The situation is different if the causes of respiratory depression are not cured causally. Then the typical complaints arise. Respiratory depression that leads to death can occur at any time. It is important to prevent complications and to realize a symptom-free everyday life. The attending physician usually orders imaging procedures as part of the follow-up care.
The CT and MRI in particular provide clarity about muscle and nerve damage. Depending on the intensity of the underlying disease, the doctor determines whether the patient should be monitored on an outpatient or inpatient basis. In many cases, drug therapy is sufficient. For example, naloxone works as an antidote when the respiratory depression is triggered by opioids. In other cases, breathing training helps.
The patient learns how to ensure a sufficient number of deep breaths. Artificial ventilation is unavoidable in acute, life-threatening situations. This prevents a lack of oxygen in the brain. People who experience decreased breathing must call an emergency doctor.
You can do that yourself
Respiratory depression is typically recognizable by a decreased breathing rate of less than ten breaths per minute. There is then a general lack of oxygen supply to the body. This can lead to symptoms such as confusion, seizures, muscle twitching and the externally visible blue discoloration of the skin (cyanosis). Respiratory depression can have many different causes, so that adjustments in everyday life and possible self-help measures must be based on it.
If a person suffers from acute respiratory depression, quick action is required, so it is advisable to alert an emergency doctor because life-threatening respiratory failure can occur.
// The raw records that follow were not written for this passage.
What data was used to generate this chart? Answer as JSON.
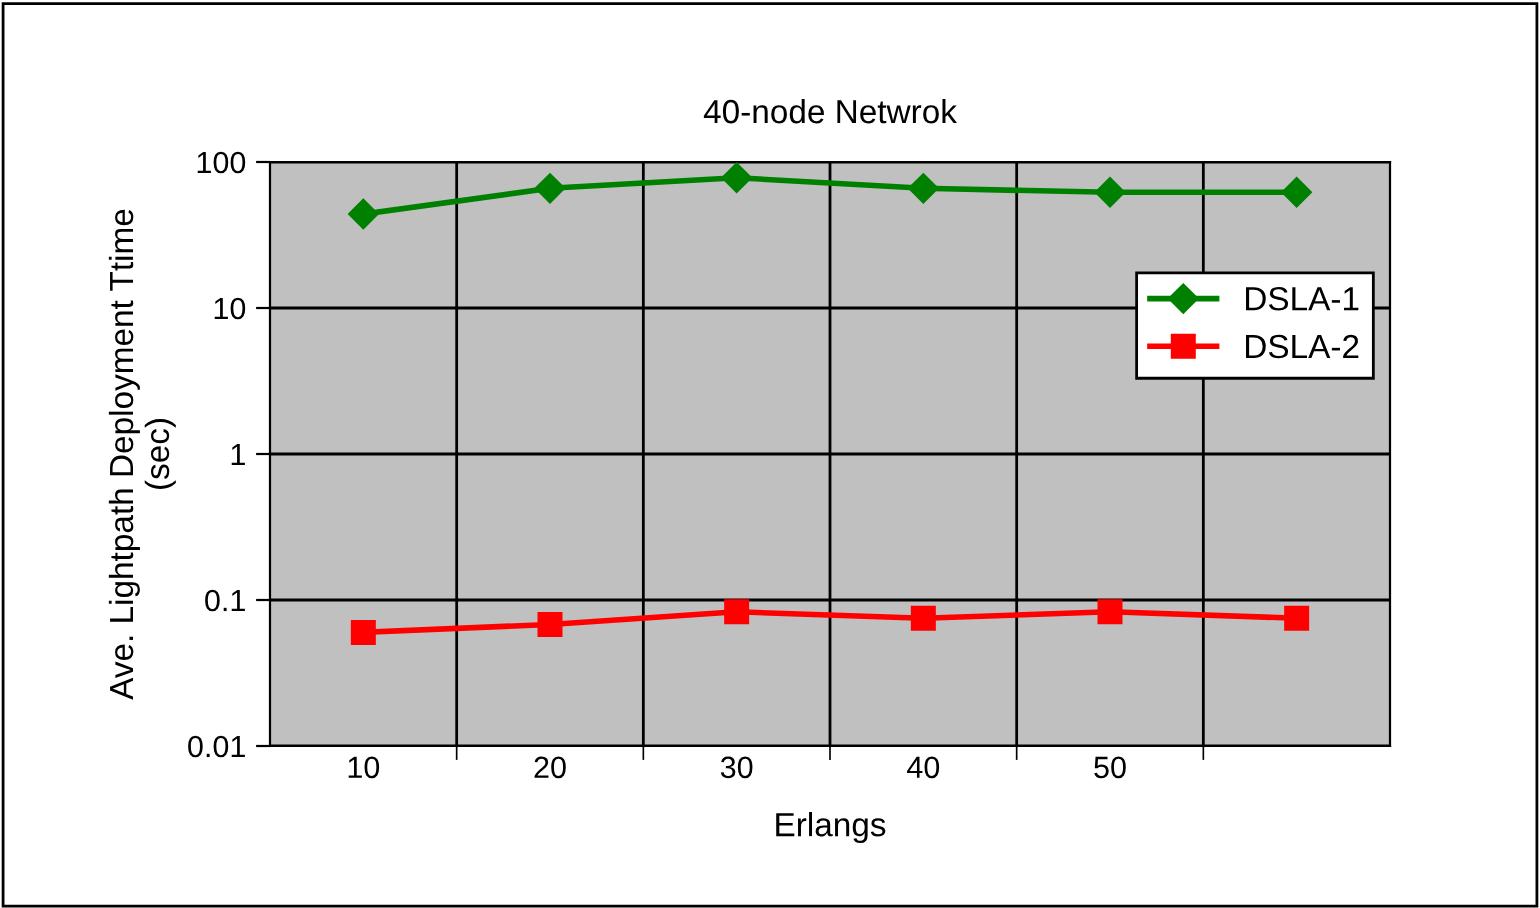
{
  "chart_data": {
    "type": "line",
    "title": "40-node Netwrok",
    "xlabel": "Erlangs",
    "ylabel": "Ave. Lightpath Deployment Ttime\n(sec)",
    "categories": [
      "10",
      "20",
      "30",
      "40",
      "50",
      null
    ],
    "series": [
      {
        "name": "DSLA-1",
        "color": "#008000",
        "marker": "diamond",
        "values": [
          44,
          66,
          78,
          66,
          62,
          62
        ]
      },
      {
        "name": "DSLA-2",
        "color": "#ff0000",
        "marker": "square",
        "values": [
          0.06,
          0.068,
          0.083,
          0.075,
          0.083,
          0.075
        ]
      }
    ],
    "log": "y",
    "ylim": [
      0.01,
      100
    ],
    "yticks": [
      0.01,
      0.1,
      1,
      10,
      100
    ],
    "grid": true,
    "legend": "right",
    "line_style": "solid"
  }
}
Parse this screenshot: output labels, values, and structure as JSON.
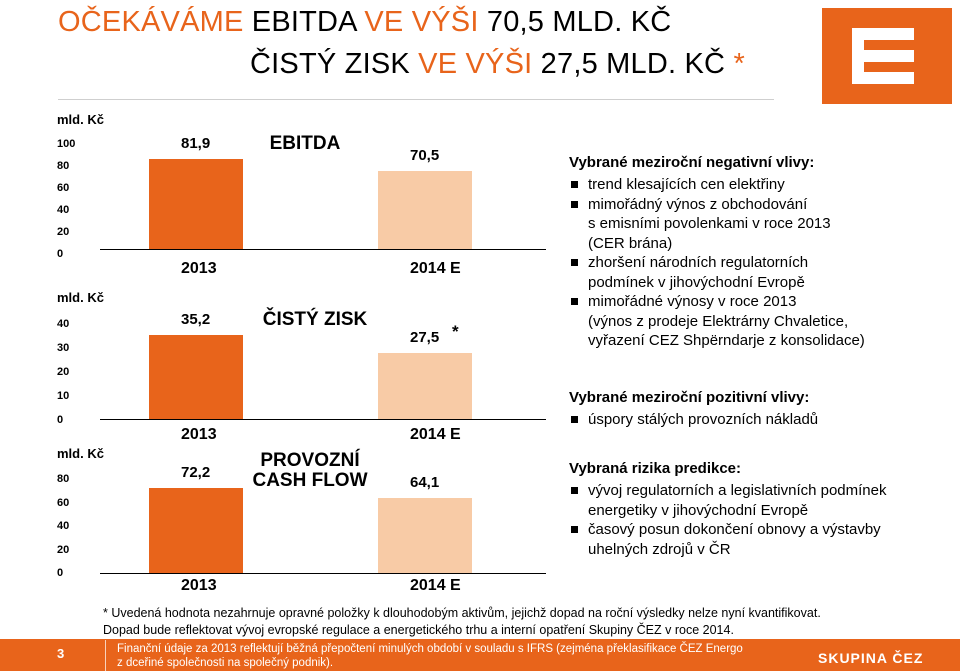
{
  "title": {
    "line1_accent": "OČEKÁVÁME",
    "line1_mid": " EBITDA ",
    "line1_accent2": "VE VÝŠI",
    "line1_end": " 70,5 MLD. KČ",
    "line2_start": "ČISTÝ ZISK ",
    "line2_accent": "VE VÝŠI",
    "line2_mid": " 27,5 MLD. KČ ",
    "line2_star": "*"
  },
  "colors": {
    "accent": "#e8641b",
    "bar_2013": "#e8641b",
    "bar_2014": "#f8cba6"
  },
  "chart_data": [
    {
      "type": "bar",
      "title": "EBITDA",
      "ylabel": "mld. Kč",
      "categories": [
        "2013",
        "2014 E"
      ],
      "values": [
        81.9,
        70.5
      ],
      "value_labels": [
        "81,9",
        "70,5"
      ],
      "ylim": [
        0,
        100
      ],
      "ticks": [
        "100",
        "80",
        "60",
        "40",
        "20",
        "0"
      ]
    },
    {
      "type": "bar",
      "title": "ČISTÝ ZISK",
      "ylabel": "mld. Kč",
      "categories": [
        "2013",
        "2014 E"
      ],
      "values": [
        35.2,
        27.5
      ],
      "value_labels": [
        "35,2",
        "27,5"
      ],
      "annotation": "*",
      "ylim": [
        0,
        40
      ],
      "ticks": [
        "40",
        "30",
        "20",
        "10",
        "0"
      ]
    },
    {
      "type": "bar",
      "title": "PROVOZNÍ\nCASH FLOW",
      "ylabel": "mld. Kč",
      "categories": [
        "2013",
        "2014 E"
      ],
      "values": [
        72.2,
        64.1
      ],
      "value_labels": [
        "72,2",
        "64,1"
      ],
      "ylim": [
        0,
        80
      ],
      "ticks": [
        "80",
        "60",
        "40",
        "20",
        "0"
      ]
    }
  ],
  "negative": {
    "heading": "Vybrané meziroční negativní vlivy:",
    "items": [
      "trend klesajících cen elektřiny",
      "mimořádný výnos z obchodování\ns emisními povolenkami v roce 2013\n(CER brána)",
      "zhoršení národních regulatorních\npodmínek v jihovýchodní Evropě",
      "mimořádné výnosy v roce 2013\n(výnos z prodeje Elektrárny Chvaletice,\nvyřazení CEZ Shpërndarje z konsolidace)"
    ]
  },
  "positive": {
    "heading": "Vybrané meziroční pozitivní vlivy:",
    "items": [
      "úspory stálých provozních nákladů"
    ]
  },
  "risks": {
    "heading": "Vybraná rizika predikce:",
    "items": [
      "vývoj regulatorních a legislativních podmínek\nenergetiky v jihovýchodní Evropě",
      "časový posun dokončení obnovy a výstavby\nuhelných zdrojů v ČR"
    ]
  },
  "footnote": "* Uvedená hodnota nezahrnuje opravné položky k dlouhodobým aktivům, jejichž dopad na roční výsledky nelze nyní kvantifikovat.\n   Dopad bude reflektovat vývoj evropské regulace a energetického trhu a interní opatření Skupiny ČEZ v roce 2014.",
  "footer": {
    "page": "3",
    "text": "Finanční údaje za 2013 reflektují běžná přepočtení minulých období v souladu s IFRS (zejména překlasifikace ČEZ Energo\nz dceřiné společnosti na společný podnik).",
    "brand": "SKUPINA ČEZ",
    "logo_icon": "cez-logo-icon"
  }
}
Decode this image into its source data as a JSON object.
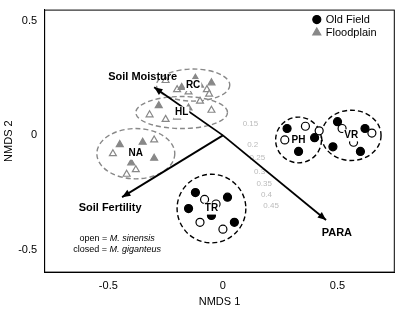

In cases in which persistent drug abuse or poisoning impair breathing, an initial self-help measure can be, for example, deliberately induced vomiting.
The most common cause of pauses in breathing are nightly sleep apnea attacks, which are caused by an obstruction of the windpipe by the uvula on the soft palate. The most important self-help then consists in taking suitable measures such as wearing a CPAC mask that works with a slight overpressure to prevent the trachea from being obstructed.
Respiratory depression can either be controlled centrally via the respiratory center or can be traced back to local organic problems. Adaptation to everyday life and self-help is often not possible in such cases. Artificial ventilation – temporarily or permanently – may even be necessary as an emergency measure.